Nachdem Borussia Dort­mund in dieser Woche bei Werder Bremen aus dem DFB-Pokal aus­ge­schieden war, klang Michael Zorc wie eine Schall­platte mit einem Sprung. Wir sind dafür bestraft worden, dass wir in der ersten Halb­zeit lah­mar­schig, bequem und langsam Fuß­ball gespielt haben“, sagte Dort­munds Manager. Im Grunde war er damit wieder mal an der glei­chen Stelle, wie in der Anfangs­phase der Saison, als Mann­schafts­ka­pitän Marco Reus den Sky-Reporter Ecki Heuser ange­raunzt hatte, er gehe ihm so auf die Eier“ mit dieser Men­ta­li­täts­scheiße“. Am fünften Spieltag war das, nach dem durch ein spätes Gegentor ver­lo­renen Sieg beim 2:2 gegen Ein­tracht Frank­furt. Heuser fragte damals: Nach der Bla­mage bei Union Berlin war von feh­lender Men­ta­lität die Rede. Fehlt’s da immer noch?“ 

Viel wurde anschlie­ßend dar­über das M‑Wort und den BVB debat­tiert, und immer wieder gab es Spiele bei denen man den Ein­druck haben konnte, dass es die Dort­munder Profis mal etwas schleifen lassen würden. Gerne wurde Trainer Lucien Favre dafür ver­ant­wort­lich gemacht, dass er seiner Mann­schaft die Nei­gung zu par­ti­eller Gemüt­lich­keit nicht aus­treiben konnte.

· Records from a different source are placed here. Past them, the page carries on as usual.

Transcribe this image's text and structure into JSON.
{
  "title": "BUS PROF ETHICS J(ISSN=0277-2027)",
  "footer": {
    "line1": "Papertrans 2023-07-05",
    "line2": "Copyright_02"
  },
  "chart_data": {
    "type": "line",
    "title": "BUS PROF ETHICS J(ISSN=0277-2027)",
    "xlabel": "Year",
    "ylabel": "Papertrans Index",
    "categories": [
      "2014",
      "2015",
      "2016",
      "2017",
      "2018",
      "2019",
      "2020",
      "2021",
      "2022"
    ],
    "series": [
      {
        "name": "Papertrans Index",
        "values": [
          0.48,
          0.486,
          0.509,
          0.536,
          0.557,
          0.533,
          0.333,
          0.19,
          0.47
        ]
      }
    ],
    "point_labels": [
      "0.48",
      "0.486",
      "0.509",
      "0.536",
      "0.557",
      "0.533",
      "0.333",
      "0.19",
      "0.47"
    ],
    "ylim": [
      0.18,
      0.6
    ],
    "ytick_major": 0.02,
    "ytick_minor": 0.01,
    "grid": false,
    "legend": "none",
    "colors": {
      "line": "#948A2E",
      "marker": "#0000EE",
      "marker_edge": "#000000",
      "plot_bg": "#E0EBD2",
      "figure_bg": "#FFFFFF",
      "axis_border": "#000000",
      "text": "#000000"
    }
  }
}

Aber so etwas kann ein Trainer alleine nicht leisten, er braucht auch die Hilfe seiner Spieler.

Ich bin laut, ich gehe hart ran, laufe vorweg – so war ich immer, das wird sich nicht ändern“

Emre Can

Dabei hatten bereits Axel Witsel und Thomas Delaney sowie in diesem Sommer Mats Hum­mels als die Neu­zu­gänge gegolten, die als ver­län­gerte Arme von Lucien Favre helfen und mit gutem Bei­spiel vor­an­gehen sollten. Doch als kurz vor Ende der Winter-Trans­fer­pe­riode Emre Can ver­pflichtet wurde, war klar, dass den Ver­ant­wort­li­chen beim BVB das nicht reichte. Rein sport­lich brauchte es nicht unbe­dingt einen Spieler, der am besten in der Innen­ver­tei­di­gung oder im defen­siven Mit­tel­feld spielt. Aber es ging um etwas anderes, als Can von Juventus Turin geholt wurde.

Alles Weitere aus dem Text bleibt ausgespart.